Your experience was a very negative example & I'm glad you're over it. But as you said you were 19.
Am not worried because I have some conspiracy theory about his trying to do me harm.Am just nervous because I'm an emotionally reserved person & am not comfortable with feeling vulnerable or dependant before I've had my time.
hi lolo , i hope that that things would work out for you in the good and fine way and to be really happy.
i dont know much of your pesonality , it is the first time for me to read for you this post.
well what i felt is that you are emotional , i might be like you , the words you descibe the way you feel , might be close from the way i may feel happy tpwards some one , it just catched my eyes these words" It's one thing to find someone interesting, enjoy his company, feel curious about him. It's quite another thing to find myself looking for him all the time.That's overwhelming." that you wrote
i know how it feels but i just want you to beaware that in your situation you will BE Either totally happy or totally Hurt, ,i hope that this wont be the case. people who are too emotional , they get shocked quickly and they keep impressed by the person also quickly, enshaaAllah things would be fine with you and he would be a good guy.

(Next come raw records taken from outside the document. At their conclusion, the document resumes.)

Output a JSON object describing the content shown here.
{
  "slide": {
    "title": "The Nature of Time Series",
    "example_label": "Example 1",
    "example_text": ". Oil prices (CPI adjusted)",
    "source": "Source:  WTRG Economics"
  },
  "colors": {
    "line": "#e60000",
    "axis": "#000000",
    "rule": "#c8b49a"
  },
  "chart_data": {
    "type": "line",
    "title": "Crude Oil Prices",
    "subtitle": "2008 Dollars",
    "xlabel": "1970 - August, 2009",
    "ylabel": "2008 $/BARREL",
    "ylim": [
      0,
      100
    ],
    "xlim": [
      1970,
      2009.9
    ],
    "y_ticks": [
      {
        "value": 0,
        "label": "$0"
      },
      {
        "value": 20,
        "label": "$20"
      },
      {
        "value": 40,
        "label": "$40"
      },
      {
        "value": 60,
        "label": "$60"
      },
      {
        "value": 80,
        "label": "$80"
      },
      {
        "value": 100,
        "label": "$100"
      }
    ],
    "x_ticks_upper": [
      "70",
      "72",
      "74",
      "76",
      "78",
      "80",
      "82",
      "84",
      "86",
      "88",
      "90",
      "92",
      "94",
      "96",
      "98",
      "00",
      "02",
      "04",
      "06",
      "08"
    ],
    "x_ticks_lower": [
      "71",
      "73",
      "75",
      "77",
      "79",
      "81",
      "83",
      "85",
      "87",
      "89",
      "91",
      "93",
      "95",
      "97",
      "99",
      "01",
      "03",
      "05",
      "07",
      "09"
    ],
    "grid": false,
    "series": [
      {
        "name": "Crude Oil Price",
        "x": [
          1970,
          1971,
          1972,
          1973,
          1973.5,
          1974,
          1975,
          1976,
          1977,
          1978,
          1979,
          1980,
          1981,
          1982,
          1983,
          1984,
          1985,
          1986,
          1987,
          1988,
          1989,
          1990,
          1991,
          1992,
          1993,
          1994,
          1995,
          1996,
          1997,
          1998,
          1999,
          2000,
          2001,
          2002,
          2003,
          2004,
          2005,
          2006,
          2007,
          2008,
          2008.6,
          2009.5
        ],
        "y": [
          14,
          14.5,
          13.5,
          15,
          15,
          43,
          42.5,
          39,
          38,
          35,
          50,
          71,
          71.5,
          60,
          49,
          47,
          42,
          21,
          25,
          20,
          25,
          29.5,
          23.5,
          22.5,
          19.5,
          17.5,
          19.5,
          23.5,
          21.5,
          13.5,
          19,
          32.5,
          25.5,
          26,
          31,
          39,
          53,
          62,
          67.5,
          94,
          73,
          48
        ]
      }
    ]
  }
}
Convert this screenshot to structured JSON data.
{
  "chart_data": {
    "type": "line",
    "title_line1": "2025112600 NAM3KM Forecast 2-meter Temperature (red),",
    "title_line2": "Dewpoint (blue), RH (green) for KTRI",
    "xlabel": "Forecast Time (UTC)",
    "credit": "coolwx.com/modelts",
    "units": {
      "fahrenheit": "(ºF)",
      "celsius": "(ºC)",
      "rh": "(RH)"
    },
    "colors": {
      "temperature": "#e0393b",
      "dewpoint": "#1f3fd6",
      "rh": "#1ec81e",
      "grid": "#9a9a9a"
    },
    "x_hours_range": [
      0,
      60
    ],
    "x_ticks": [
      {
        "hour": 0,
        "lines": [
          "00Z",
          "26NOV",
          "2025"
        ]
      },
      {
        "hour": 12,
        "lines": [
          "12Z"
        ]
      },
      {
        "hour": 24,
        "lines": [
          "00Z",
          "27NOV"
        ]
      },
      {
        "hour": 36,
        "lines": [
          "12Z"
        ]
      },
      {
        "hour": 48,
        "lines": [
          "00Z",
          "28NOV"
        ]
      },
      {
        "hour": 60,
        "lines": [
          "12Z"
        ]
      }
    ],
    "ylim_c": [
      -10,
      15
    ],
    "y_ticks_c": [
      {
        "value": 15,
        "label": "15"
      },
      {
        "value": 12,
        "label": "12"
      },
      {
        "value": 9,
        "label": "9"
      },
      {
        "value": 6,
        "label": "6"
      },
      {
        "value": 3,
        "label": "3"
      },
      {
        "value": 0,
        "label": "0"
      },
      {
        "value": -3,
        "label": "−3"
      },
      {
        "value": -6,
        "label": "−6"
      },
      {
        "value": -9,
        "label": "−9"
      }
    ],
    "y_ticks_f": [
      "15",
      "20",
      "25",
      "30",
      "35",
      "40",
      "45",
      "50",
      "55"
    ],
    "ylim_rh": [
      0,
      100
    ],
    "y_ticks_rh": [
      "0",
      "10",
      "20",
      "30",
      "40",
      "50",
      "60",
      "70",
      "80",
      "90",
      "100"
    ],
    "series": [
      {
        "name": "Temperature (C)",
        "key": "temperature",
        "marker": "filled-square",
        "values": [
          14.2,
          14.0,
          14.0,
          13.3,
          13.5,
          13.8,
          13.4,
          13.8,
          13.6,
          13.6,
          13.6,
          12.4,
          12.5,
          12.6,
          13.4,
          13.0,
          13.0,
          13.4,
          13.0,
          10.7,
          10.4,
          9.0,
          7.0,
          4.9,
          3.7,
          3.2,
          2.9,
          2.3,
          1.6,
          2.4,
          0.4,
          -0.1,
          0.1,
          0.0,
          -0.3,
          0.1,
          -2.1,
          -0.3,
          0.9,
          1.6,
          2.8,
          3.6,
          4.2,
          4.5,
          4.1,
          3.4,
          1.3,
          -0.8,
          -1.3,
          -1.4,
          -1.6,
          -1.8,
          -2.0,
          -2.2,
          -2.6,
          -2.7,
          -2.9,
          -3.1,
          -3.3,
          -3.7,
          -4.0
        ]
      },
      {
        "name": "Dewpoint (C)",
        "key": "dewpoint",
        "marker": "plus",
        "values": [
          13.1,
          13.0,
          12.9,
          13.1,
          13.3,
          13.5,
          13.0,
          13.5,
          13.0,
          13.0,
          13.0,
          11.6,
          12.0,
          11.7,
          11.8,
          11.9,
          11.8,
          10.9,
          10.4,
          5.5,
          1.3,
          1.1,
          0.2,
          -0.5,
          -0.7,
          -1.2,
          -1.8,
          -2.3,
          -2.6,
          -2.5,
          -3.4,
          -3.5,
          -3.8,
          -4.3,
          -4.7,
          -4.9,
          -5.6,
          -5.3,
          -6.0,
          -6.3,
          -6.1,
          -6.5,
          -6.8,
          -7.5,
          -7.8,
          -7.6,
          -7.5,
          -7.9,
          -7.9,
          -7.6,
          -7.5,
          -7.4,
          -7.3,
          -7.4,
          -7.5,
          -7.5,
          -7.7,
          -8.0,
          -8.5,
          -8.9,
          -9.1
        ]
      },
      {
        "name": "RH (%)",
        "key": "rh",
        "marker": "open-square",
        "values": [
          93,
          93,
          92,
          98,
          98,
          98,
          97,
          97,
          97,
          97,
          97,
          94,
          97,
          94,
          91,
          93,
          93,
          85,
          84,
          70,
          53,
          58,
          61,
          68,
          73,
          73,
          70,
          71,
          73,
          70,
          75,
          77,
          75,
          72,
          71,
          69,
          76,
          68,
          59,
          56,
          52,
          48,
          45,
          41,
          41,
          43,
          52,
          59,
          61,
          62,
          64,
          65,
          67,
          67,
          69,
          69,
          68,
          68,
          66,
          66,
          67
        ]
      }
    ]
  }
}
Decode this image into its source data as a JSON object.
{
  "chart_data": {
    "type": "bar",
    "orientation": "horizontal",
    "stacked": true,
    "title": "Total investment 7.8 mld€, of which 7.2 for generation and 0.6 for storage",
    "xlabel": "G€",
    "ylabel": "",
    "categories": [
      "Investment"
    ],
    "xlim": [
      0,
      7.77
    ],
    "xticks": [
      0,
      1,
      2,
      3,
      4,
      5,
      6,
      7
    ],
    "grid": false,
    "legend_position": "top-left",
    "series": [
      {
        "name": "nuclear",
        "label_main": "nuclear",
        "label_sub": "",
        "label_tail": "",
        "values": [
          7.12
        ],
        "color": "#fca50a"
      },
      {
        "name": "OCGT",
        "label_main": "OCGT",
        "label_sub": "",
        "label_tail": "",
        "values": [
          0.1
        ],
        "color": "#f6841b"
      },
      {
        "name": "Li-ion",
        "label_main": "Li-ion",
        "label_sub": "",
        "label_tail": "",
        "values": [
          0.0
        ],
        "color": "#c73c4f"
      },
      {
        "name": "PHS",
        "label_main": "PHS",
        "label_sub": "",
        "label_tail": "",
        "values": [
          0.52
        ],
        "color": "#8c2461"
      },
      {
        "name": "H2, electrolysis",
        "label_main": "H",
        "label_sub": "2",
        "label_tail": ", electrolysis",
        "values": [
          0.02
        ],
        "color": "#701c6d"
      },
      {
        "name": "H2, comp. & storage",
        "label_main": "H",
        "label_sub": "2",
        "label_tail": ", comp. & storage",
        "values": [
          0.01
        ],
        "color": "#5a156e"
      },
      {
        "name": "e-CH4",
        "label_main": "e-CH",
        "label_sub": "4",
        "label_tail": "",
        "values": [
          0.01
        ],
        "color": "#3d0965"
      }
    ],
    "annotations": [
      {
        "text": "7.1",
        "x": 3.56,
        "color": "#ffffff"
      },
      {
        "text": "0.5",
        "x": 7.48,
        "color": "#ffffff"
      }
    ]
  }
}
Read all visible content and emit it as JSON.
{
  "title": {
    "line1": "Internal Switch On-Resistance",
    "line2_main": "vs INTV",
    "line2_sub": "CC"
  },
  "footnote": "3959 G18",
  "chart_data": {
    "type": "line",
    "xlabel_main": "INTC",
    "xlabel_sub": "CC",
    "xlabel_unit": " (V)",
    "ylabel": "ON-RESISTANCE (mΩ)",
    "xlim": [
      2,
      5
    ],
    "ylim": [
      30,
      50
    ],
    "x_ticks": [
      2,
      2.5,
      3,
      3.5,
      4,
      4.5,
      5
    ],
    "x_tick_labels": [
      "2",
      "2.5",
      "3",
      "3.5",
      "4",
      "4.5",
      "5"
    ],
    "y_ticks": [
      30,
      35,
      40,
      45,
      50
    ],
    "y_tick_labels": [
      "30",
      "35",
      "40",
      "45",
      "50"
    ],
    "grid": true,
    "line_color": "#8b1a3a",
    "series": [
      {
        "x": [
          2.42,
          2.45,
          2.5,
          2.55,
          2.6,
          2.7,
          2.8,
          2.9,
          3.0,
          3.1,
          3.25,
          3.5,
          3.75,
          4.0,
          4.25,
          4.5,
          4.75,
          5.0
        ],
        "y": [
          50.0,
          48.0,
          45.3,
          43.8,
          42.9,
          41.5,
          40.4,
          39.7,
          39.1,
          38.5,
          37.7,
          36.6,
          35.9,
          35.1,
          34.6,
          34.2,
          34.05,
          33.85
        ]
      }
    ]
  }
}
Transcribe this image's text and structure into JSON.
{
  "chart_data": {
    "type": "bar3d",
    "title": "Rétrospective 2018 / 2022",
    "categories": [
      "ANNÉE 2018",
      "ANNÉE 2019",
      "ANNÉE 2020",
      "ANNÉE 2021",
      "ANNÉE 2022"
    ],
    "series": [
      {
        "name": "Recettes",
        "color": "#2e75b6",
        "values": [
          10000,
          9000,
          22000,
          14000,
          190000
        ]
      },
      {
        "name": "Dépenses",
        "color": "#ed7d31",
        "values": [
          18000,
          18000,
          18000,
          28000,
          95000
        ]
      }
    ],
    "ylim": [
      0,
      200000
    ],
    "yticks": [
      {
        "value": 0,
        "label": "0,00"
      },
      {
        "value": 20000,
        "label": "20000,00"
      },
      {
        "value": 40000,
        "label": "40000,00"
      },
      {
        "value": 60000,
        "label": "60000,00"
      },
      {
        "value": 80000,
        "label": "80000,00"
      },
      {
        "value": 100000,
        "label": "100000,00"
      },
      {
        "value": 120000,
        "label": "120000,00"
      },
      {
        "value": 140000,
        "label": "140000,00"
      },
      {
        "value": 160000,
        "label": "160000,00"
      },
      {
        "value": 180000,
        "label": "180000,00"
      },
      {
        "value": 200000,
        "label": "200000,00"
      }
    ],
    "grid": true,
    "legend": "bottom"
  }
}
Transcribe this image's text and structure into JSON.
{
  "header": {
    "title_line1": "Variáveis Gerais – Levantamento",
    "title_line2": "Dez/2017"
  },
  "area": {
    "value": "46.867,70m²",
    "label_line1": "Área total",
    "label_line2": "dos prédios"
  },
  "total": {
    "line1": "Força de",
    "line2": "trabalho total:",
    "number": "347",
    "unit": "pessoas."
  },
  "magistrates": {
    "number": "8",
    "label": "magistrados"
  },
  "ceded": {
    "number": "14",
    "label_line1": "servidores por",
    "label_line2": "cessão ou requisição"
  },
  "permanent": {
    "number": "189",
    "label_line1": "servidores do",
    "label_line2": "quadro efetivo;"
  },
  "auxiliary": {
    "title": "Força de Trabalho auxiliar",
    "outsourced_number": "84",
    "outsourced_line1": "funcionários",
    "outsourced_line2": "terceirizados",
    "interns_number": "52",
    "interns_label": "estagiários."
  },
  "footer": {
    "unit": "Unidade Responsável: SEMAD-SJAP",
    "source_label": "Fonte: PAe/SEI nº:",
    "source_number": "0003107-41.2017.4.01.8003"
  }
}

Just please as mohamed and anomynous told you , be aware that he is the right guy before the impressing period os gone , use your mind , beside your emotional excitement with the person , before the phase is gone. and as anomynous said you have to set ground rules for this relationshio i am not saying he is a bad guy , No , you know him better, but it is the best for everybody concern to set down the rules of the relation what he is planning for , and whther he is serious or not,the earlier the better, can i ask you soemthing did he say valid that can be taken as a commitment ? i wish you the best and you can pray estekhara prayer ISA for the best , i always do it and elhamdLAlh things go in the way that God sees fine elhamdAllah.